Whitepaper: Single-tube DNA purification and cloning using ultrafiltration devices
Posted: 24 May 2016 | Pall Laboratory | No comments yet
Traditional methods for subcloning DNA fragments or shuttling sequences between vectors involve the ligation of restriction digest fragments…
Traditional methods for subcloning DNA fragments or shuttling sequences between vectors involve the ligation of restriction digest fragments from chromosomes, plasmids, cosmids, or PCR products into specific sites on a selected cloning vector.

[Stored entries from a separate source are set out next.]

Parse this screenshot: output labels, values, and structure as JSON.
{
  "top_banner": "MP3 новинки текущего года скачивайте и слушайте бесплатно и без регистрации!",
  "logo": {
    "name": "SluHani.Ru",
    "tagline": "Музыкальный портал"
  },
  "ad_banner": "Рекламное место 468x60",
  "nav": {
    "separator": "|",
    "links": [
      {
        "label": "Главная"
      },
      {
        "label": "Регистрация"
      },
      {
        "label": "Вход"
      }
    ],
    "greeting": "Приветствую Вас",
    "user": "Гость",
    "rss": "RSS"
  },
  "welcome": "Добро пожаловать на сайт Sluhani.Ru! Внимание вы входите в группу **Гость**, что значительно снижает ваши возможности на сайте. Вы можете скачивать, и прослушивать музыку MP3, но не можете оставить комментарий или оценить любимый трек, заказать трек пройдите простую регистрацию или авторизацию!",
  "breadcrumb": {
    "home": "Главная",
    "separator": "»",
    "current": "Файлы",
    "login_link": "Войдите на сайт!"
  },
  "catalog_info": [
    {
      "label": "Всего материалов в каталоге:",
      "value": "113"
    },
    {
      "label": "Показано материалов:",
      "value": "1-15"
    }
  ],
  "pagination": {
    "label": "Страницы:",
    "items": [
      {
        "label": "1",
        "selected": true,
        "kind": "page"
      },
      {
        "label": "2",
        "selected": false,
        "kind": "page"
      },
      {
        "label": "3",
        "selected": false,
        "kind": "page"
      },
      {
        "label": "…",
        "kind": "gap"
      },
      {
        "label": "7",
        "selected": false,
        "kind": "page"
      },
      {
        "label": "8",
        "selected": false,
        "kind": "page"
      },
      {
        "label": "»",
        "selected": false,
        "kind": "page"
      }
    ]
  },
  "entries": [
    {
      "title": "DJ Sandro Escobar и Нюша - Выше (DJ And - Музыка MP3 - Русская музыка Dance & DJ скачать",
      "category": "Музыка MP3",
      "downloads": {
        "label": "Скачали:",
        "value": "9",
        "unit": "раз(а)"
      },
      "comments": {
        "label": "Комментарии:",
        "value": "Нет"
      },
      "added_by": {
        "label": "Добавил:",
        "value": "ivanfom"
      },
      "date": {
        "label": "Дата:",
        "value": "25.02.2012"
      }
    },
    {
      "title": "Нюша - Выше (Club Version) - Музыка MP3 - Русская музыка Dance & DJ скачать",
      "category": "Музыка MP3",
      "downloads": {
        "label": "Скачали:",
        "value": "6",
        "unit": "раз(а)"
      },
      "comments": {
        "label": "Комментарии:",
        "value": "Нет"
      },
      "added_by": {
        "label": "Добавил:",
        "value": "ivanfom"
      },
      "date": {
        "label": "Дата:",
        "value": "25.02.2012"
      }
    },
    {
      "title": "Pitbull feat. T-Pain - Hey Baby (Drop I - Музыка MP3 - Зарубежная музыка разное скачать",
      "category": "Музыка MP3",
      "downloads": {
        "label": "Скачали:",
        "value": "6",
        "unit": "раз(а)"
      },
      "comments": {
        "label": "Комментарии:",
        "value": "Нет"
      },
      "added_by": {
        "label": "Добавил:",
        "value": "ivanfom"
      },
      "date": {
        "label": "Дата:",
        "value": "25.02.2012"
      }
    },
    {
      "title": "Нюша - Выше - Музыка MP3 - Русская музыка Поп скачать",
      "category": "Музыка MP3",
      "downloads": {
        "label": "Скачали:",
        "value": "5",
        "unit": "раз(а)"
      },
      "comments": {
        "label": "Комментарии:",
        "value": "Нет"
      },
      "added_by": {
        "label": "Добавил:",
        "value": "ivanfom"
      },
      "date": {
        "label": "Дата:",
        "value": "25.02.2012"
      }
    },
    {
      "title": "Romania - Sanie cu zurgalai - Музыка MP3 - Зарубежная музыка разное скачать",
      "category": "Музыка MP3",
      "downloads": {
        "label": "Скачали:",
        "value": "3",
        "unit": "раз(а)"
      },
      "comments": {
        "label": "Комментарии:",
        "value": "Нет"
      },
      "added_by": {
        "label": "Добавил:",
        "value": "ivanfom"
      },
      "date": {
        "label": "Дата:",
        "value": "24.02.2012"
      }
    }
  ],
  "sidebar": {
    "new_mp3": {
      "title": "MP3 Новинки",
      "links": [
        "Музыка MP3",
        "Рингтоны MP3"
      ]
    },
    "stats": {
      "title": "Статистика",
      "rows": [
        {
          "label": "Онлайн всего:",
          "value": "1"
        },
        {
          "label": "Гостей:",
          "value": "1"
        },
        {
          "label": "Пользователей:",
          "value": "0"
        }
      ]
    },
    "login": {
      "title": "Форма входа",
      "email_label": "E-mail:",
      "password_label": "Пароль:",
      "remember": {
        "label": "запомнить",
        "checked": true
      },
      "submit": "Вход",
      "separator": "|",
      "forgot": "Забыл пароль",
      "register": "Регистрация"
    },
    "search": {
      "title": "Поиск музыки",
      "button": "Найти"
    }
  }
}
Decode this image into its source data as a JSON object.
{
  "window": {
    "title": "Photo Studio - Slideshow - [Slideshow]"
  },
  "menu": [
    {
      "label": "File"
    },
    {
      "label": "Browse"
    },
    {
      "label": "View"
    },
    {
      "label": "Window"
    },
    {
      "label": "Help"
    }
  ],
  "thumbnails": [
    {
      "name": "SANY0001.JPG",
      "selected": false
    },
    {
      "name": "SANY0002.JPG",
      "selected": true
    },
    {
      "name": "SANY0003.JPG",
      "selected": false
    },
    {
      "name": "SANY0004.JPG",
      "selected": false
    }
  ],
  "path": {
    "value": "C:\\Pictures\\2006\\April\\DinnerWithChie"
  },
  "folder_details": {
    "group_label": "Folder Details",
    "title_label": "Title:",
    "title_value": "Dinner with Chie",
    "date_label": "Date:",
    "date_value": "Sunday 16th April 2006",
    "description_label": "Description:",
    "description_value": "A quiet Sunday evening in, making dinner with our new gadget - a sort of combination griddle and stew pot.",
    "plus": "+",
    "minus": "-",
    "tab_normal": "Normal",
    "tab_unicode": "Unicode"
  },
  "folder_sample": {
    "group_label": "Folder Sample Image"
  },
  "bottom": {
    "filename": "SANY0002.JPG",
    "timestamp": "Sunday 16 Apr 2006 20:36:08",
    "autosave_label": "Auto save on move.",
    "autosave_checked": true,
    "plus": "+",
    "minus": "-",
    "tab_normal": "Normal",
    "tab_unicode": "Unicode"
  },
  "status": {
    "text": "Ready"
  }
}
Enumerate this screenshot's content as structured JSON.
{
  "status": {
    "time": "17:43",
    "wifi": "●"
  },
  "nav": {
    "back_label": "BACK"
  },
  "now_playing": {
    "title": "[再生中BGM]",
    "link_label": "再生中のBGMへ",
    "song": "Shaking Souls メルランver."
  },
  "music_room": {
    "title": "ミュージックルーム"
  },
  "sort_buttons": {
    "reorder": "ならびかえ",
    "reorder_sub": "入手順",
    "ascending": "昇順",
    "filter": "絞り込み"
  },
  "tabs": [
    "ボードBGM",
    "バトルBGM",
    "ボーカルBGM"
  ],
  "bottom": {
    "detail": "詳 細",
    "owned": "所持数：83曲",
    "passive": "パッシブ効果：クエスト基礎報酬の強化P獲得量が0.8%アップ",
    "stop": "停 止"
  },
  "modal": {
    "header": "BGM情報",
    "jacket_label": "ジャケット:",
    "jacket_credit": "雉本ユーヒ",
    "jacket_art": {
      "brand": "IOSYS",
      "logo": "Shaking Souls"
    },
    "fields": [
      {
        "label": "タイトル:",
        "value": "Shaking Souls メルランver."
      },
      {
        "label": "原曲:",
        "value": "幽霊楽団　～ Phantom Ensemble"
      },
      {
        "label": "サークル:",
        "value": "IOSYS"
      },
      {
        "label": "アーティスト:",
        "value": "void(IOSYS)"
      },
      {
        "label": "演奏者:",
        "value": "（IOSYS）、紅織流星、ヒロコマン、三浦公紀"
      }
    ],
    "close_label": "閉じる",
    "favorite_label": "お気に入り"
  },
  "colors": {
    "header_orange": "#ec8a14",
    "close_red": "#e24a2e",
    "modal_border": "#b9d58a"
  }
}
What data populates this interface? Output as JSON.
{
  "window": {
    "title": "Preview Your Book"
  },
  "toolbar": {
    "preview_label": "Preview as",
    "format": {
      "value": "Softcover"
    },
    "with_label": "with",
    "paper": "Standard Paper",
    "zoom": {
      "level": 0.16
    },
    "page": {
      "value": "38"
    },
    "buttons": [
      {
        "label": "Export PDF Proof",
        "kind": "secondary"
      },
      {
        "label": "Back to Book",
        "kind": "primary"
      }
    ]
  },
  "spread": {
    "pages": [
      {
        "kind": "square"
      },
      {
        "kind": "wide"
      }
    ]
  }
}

In order to desalt, remove primers or adapters, or concentrate DNA fragments, researchers generally use gel electrophoresis and precipitation steps that are labor-intensive and time-consuming. In an effort to develop a more streamlined process, we compared traditional methods of subcloning PCR-generated fragments against a rapid procedure using Nanosep® centrifugal ultrafiltration devices. After optimizing the parameters for effective target DNA purification, we synthesized PCR products with terminal adapter sequences containing restriction sites. These adapters were digested, generating the appropriate cohesive ends for ligation. The resulting DNA products were concentrated and desalted while simultaneously allowing the primers and adapter fragments to pass into the discarded filtrate during a five-minute centrifugation step. The resulting ligation-ready DNA fragments were ligated to digested vector directly within the ultrafiltration device, and then transformed into competent cells. Using Pall Life Sciences Nanosep devices, we were able to achieve significant savings in time, labor, and starting materials, while the resulting yield of transformed recombinants roughly equaled that of the traditional techniques.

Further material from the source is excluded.